Particularly concerning, said Josh Gunnell, head of fraud and ID pre-sales at TransUnion in the UK, is the rise in digital fraud within financial services, with the trade association UK Finance reporting an increase of 53 per cent in remote banking fraud for the year to September 2021 and financial investment fraud rising 42pc for the same period, according to the police reporting line Action Fraud.

“More widely, advanced fee fraud, including the common delivery service scams where victims transferred funds to fraudsters, saw a sizable increase of 18% – from 43,555 to 51,407 offences – in the last year.

“Going into another year where consumers will face a barrage of threats online, it’s more important than ever for businesses to take a rigorous approach to fraud prevention and identify verification. By implementing proactive and predictive solutions that make data-led decisions on potentially fraudulent activity, businesses can help deliver safe experiences, without compromising on the customer journey.
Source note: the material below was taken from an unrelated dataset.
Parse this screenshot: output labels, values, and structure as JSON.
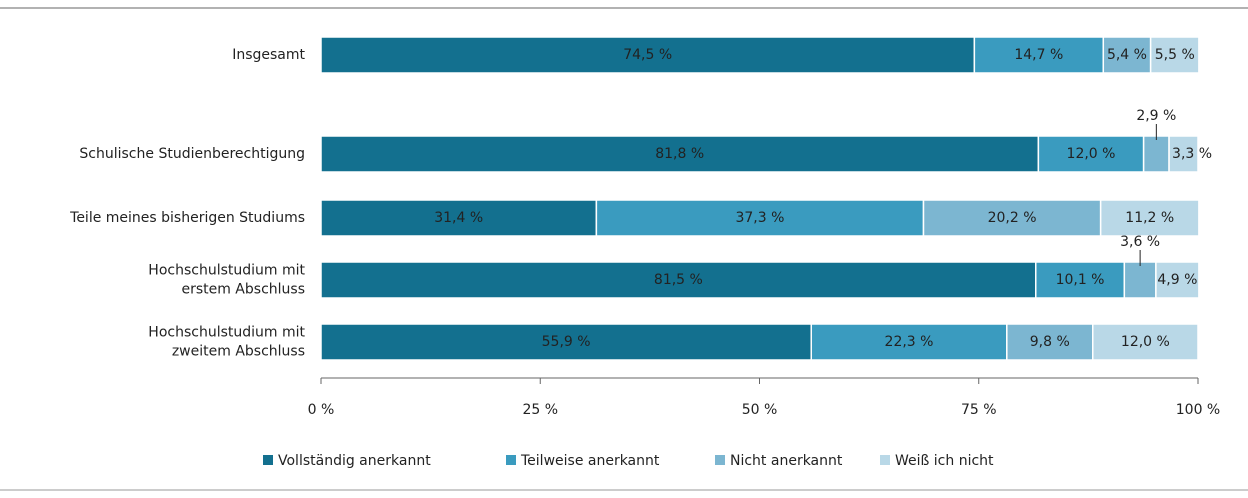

“It’s positive to hear that the UK government is currently drafting its landmark Online Safety Bill. With pressure from lobbyists, it seems a real possibility that new anti-fraud legislation will help tackle the scourge of push payment scams that are served to consumers via paid-for advertising. This could be a major step towards breaking the trend of increased fraudulent activity online alongside progress being made on the UK’s digital identities trust framework.”